Maxime Bernier (not exactly as shown)
Poor, poor Max. It’s bad enough that his comeback special yesterday had all the class of an off-the-strip Vegas wedding –– all he needed was a velvet cape and some dry ice and… holy crap, that guy looks like Liberace! — but it came on the heels of Le Devoir‘s excellent Hélène Buzzetti-penned piece about how Max’s ‘Jos Louis’ charm initiative in Afghanistan was even more of a dud than originally thought.
He might be from the Beauce, but Max is a city boy at heart –perfect hair, nice cuticles, well-pressed shirts, all that. It’s hardly the stuff of Rick Hillier, to be sure, so someone decided that the then-foreign affairs minister he should man up in front of the Quebec soldiers. The solution? Operation Jos Louis. That’s right: by handing out Jos Louis, Quebec’s favourite blue-collar cakes, it was thought Max would suddenly grow chest hair in the eyes of Quebec’s fighting men. Much unintentional hilarity ensued.

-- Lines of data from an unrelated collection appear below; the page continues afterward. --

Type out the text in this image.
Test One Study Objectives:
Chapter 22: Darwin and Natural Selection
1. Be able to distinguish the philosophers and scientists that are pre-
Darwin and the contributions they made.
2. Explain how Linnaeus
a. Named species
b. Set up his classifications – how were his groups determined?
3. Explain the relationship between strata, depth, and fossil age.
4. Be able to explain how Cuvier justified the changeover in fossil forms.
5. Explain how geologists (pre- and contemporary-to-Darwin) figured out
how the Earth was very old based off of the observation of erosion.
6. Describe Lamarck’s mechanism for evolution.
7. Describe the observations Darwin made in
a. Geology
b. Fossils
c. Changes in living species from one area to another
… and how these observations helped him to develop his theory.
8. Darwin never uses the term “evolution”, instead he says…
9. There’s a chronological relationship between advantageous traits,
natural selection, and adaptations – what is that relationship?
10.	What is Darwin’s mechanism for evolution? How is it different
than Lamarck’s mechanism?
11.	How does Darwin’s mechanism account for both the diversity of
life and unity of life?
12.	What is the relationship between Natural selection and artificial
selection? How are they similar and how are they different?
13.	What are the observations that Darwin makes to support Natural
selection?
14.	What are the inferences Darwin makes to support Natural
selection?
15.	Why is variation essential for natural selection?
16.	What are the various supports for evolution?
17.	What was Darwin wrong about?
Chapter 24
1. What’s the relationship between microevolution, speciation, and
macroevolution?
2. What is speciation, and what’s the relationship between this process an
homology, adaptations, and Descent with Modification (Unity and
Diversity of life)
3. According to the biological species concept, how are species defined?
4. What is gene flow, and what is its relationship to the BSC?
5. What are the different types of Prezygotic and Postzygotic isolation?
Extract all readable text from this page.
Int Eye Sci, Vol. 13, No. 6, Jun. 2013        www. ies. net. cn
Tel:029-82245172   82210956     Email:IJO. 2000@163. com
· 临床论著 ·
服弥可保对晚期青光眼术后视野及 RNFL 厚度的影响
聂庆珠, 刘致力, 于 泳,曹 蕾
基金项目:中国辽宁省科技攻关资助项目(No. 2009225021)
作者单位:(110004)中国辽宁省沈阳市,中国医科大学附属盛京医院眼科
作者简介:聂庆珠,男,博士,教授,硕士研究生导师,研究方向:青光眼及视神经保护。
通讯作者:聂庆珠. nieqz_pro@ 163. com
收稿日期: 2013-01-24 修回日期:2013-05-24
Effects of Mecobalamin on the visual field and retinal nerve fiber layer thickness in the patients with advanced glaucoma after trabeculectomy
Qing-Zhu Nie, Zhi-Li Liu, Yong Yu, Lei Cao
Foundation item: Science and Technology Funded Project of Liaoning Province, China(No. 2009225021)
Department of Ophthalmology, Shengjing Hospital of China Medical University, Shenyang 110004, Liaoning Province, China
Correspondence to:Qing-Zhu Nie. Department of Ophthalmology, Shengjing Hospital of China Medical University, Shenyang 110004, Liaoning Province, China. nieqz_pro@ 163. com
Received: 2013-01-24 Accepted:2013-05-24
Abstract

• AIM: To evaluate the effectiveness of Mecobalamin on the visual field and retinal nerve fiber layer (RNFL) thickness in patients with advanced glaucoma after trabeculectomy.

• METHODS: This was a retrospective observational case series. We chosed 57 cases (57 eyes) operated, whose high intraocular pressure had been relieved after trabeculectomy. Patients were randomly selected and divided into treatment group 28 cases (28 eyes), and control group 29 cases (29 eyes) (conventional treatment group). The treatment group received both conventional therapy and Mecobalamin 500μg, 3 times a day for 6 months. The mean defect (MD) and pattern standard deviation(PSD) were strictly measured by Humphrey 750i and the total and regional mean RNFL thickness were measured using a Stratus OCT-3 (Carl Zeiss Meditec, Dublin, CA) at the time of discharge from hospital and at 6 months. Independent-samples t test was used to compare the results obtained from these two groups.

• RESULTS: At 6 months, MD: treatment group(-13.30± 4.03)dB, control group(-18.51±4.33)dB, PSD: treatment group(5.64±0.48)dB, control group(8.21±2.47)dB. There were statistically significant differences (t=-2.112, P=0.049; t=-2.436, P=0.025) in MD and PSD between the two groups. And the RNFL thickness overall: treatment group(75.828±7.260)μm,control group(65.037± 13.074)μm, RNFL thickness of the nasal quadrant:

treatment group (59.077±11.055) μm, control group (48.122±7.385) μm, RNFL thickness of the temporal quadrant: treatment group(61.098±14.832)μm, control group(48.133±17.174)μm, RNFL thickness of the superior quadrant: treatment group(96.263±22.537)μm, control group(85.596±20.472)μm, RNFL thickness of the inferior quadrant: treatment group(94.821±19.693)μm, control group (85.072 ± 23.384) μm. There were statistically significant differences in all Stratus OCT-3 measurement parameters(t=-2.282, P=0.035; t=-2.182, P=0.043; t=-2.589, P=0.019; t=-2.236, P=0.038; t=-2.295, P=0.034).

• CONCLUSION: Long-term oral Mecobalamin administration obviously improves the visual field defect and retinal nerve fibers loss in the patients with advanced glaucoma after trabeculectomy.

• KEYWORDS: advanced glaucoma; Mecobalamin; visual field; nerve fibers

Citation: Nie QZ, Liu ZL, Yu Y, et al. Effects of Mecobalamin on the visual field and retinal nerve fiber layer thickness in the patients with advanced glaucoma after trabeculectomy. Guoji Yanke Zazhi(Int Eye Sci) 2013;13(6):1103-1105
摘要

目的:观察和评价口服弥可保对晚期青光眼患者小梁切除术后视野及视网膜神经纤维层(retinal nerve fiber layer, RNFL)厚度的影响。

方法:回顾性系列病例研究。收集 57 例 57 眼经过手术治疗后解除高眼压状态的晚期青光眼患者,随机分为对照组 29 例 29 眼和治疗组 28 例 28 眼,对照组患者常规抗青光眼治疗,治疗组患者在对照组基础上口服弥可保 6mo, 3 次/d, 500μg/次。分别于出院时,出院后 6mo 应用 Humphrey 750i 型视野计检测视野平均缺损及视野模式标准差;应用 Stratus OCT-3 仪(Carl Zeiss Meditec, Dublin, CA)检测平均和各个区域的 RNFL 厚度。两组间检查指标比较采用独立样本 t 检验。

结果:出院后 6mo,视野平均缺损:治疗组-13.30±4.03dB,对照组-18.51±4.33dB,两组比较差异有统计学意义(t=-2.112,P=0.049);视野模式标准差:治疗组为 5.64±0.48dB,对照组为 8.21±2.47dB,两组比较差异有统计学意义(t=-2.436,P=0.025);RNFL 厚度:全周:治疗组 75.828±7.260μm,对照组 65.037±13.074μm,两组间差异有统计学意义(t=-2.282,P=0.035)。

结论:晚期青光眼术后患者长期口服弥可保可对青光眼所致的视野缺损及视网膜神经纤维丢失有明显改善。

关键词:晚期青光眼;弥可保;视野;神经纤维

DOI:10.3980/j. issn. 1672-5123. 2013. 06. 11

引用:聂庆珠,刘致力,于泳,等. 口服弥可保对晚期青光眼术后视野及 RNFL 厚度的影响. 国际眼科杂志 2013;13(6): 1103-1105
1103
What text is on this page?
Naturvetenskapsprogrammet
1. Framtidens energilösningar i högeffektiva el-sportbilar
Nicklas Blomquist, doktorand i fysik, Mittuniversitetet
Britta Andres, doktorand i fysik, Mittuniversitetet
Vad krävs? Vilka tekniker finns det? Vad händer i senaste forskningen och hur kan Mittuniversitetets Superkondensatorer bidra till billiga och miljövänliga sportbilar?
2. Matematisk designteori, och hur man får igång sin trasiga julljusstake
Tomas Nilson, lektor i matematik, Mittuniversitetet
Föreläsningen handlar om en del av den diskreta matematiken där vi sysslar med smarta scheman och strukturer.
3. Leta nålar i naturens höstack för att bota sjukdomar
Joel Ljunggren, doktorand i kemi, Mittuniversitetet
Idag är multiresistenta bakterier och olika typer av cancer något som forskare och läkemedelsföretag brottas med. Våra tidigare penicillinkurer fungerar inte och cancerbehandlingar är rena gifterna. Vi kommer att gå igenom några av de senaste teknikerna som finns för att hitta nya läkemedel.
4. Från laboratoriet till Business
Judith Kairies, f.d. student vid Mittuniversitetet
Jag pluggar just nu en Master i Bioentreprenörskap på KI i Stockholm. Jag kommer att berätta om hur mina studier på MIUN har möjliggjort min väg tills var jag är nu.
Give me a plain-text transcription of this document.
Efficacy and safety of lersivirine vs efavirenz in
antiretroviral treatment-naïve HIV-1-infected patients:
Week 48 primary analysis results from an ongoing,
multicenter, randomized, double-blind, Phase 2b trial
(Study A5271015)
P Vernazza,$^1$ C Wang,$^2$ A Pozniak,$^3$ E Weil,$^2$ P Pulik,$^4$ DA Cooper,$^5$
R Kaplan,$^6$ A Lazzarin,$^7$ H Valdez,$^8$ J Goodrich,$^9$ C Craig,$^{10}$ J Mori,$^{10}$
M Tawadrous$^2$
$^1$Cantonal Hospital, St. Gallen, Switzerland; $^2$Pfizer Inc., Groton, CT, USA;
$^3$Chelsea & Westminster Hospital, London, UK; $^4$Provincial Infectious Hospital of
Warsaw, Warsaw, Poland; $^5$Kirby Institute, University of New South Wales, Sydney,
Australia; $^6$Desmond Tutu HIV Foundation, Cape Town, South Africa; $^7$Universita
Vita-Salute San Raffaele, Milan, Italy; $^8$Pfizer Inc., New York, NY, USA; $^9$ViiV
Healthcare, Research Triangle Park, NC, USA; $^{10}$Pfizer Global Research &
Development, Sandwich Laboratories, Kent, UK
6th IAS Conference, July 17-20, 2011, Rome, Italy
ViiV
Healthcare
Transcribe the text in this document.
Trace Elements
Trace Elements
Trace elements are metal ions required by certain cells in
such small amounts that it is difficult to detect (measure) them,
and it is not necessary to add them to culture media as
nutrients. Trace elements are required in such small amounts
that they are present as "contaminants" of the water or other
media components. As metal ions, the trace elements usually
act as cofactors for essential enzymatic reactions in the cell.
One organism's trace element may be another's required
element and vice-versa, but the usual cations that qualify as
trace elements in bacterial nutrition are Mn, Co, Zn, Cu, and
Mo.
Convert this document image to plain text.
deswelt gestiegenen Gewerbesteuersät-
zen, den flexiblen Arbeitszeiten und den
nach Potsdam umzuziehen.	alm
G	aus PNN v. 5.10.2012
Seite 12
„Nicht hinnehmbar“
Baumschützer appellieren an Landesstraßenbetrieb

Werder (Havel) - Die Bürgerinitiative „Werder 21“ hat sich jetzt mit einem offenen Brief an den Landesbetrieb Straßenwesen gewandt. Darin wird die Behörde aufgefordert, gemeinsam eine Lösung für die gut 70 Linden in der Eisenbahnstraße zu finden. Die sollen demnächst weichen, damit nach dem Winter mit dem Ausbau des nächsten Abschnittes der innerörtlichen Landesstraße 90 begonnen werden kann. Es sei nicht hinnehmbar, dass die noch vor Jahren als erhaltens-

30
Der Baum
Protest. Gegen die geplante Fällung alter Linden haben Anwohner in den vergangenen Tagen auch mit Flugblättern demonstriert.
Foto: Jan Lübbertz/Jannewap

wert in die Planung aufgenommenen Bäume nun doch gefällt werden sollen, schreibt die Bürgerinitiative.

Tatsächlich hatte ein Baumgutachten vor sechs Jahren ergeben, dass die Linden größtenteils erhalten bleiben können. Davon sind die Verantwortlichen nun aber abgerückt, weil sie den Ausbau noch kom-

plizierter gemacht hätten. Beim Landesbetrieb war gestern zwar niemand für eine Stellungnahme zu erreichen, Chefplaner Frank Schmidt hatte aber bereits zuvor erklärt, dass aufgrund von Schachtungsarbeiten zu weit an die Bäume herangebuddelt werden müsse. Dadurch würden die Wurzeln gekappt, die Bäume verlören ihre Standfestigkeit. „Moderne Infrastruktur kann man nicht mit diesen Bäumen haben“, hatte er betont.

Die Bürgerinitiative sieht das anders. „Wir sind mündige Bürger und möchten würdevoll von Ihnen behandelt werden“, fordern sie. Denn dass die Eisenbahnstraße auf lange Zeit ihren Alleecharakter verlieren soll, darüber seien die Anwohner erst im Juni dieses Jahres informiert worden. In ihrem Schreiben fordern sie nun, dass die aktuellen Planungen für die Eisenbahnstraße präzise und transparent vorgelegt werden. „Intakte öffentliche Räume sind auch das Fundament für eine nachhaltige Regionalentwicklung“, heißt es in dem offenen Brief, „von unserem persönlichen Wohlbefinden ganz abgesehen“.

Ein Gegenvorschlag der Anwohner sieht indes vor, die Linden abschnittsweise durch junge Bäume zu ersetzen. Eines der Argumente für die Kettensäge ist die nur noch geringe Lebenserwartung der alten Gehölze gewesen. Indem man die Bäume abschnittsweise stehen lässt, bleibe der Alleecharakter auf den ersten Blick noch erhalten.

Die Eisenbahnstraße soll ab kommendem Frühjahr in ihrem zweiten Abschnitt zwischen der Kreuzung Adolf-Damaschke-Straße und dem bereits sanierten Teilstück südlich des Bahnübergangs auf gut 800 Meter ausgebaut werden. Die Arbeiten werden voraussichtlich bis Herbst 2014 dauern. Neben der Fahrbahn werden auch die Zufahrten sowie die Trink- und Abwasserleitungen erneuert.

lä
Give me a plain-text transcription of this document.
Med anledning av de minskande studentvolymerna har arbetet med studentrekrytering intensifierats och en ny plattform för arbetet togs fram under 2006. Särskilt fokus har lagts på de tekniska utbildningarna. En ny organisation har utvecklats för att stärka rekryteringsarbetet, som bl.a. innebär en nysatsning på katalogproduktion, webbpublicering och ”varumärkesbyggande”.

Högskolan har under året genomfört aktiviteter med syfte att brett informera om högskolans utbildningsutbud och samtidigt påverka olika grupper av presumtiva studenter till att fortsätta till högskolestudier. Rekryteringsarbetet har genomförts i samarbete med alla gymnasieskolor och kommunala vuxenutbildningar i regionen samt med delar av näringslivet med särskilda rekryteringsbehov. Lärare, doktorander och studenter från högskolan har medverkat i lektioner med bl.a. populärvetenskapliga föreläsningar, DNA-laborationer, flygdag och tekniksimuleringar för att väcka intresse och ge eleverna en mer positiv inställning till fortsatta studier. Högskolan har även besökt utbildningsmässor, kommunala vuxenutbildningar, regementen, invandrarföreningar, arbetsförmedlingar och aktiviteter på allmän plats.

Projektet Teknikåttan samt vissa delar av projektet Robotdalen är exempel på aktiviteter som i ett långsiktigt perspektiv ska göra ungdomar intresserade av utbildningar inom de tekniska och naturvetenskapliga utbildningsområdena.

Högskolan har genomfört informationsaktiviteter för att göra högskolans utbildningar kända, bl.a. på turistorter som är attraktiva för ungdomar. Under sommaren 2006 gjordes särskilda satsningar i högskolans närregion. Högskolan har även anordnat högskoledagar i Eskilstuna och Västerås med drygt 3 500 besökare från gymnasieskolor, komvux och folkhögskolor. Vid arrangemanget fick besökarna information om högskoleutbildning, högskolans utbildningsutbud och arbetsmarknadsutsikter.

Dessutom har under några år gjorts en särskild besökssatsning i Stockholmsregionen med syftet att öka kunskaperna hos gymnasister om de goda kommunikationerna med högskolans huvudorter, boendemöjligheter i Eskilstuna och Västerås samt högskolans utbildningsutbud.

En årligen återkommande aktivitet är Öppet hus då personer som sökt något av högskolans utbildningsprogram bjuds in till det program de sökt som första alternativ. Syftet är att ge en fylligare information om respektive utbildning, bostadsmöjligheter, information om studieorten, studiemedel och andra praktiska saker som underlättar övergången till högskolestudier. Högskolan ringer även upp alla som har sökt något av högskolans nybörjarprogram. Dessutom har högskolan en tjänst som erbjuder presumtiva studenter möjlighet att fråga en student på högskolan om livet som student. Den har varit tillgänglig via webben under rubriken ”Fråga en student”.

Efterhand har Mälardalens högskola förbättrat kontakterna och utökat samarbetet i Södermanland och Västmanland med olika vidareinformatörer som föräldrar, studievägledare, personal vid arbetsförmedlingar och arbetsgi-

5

Buzzetti’s story notes that procuring said cakes caused a serious kerfuffle within military ranks, as personnel scrambled to get 2185 Jos Louis cakes onto Bernier’s plane at the last minute. The cost? $972, plus $79.20 mileage for one enterprising Warrant Officer Marc Desgagné, who stormed the likes of Food Basics, Sobeys, No Frills and Wal-Mart in the mucky trenches of Trenton to procure the cakes. In retrospect, Max probably wishes Mr. Desgagné hadn’t shown such courage in battle.